Convergent evolution describes cases where organisms separately evolve characteristics that look similar or serve a similar function. This plant “brain” arose entirely separately from animal nervous systems, and yet it works the same way.

“While plants don’t have a brain in the traditional sense, the research does provide a unique insight into how cells make decisions in complex organisms,” says Bassel. “The similarity in the arrangement of the human brain and cells in the decision-making centre of the seed demonstrates this to be an effective way to reach effective decisions in biology. Evolution has chosen this same arrangement multiple times in very different organisms.

Abstract
Plants perceive and integrate information from the environment to time critical transitions in their life cycle.
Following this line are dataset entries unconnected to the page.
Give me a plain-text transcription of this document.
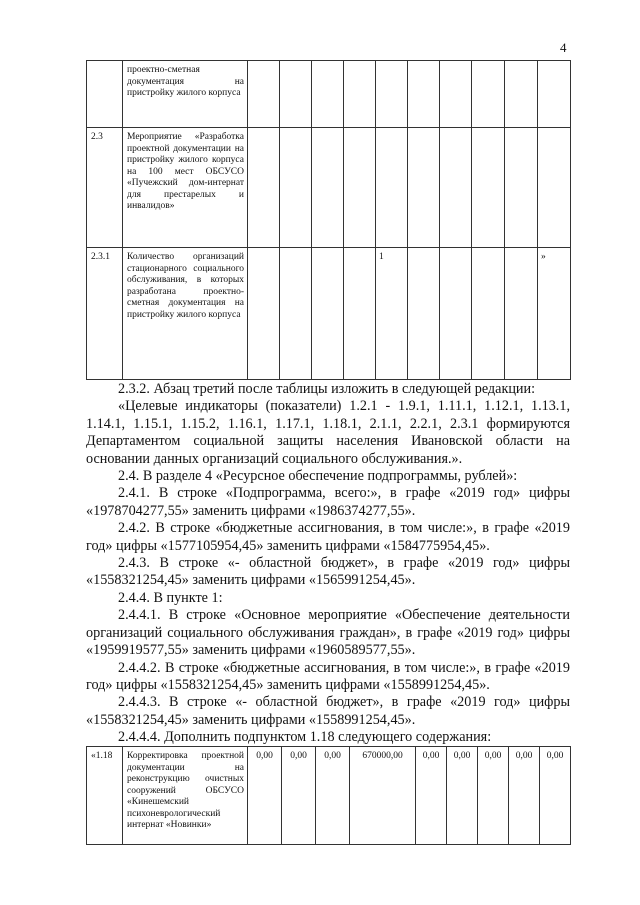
4
	проектно-сметная документация на пристройку жилого корпуса										
2.3	Мероприятие «Разработка проектной документации на пристройку жилого корпуса на 100 мест ОБСУСО «Пучежский дом-интернат для престарелых и инвалидов»										
2.3.1	Количество организаций стационарного социального обслуживания, в которых разработана проектно-сметная документация на пристройку жилого корпуса					1					»

2.3.2. Абзац третий после таблицы изложить в следующей редакции:

«Целевые индикаторы (показатели) 1.2.1 - 1.9.1, 1.11.1, 1.12.1, 1.13.1, 1.14.1, 1.15.1, 1.15.2, 1.16.1, 1.17.1, 1.18.1, 2.1.1, 2.2.1, 2.3.1 формируются Департаментом социальной защиты населения Ивановской области на основании данных организаций социального обслуживания.».

2.4. В разделе 4 «Ресурсное обеспечение подпрограммы, рублей»:

2.4.1. В строке «Подпрограмма, всего:», в графе «2019 год» цифры «1978704277,55» заменить цифрами «1986374277,55».

2.4.2. В строке «бюджетные ассигнования, в том числе:», в графе «2019 год» цифры «1577105954,45» заменить цифрами «1584775954,45».

2.4.3. В строке «- областной бюджет», в графе «2019 год» цифры «1558321254,45» заменить цифрами «1565991254,45».

2.4.4. В пункте 1:

2.4.4.1. В строке «Основное мероприятие «Обеспечение деятельности организаций социального обслуживания граждан», в графе «2019 год» цифры «1959919577,55» заменить цифрами «1960589577,55».

2.4.4.2. В строке «бюджетные ассигнования, в том числе:», в графе «2019 год» цифры «1558321254,45» заменить цифрами «1558991254,45».

2.4.4.3. В строке «- областной бюджет», в графе «2019 год» цифры «1558321254,45» заменить цифрами «1558991254,45».

2.4.4.4. Дополнить подпунктом 1.18 следующего содержания:

«1.18	Корректировка проектной документации на реконструкцию очистных сооружений ОБСУСО «Кинешемский психоневрологический интернат «Новинки»	0,00	0,00	0,00	670000,00	0,00	0,00	0,00	0,00	0,00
Some mechanisms underlying this quantitative signal processing have been described, whereas others await discovery. Seeds have evolved a mechanism to integrate environmental information by regulating the abundance of the antagonistically acting hormones abscisic acid (ABA) and gibberellin (GA). Here, we show that hormone metabolic interactions and their feedbacks are sufficient to create a bistable developmental fate switch in Arabidopsis seeds. A digital single-cell atlas mapping the distribution of hormone metabolic and response components revealed their enrichment within the embryonic radicle, identifying the presence of a decision-making center within dormant seeds. The responses to both GA and ABA were found to occur within distinct cell types, suggesting cross-talk occurs at the level of hormone transport between these signaling centers. We describe theoretically, and demonstrate experimentally, that this spatial separation within the decision-making center is required to process variable temperature inputs from the environment to promote the breaking of dormancy. In contrast to other noise-filtering systems, including human neurons, the functional role of this spatial embedding is to leverage variability in temperature to transduce a fate-switching signal within this biological system. Fluctuating inputs therefore act as an instructive signal for seeds, enhancing the accuracy with which plants are established in ecosystems, and distributed computation within the radicle underlies this signal integration mechanism.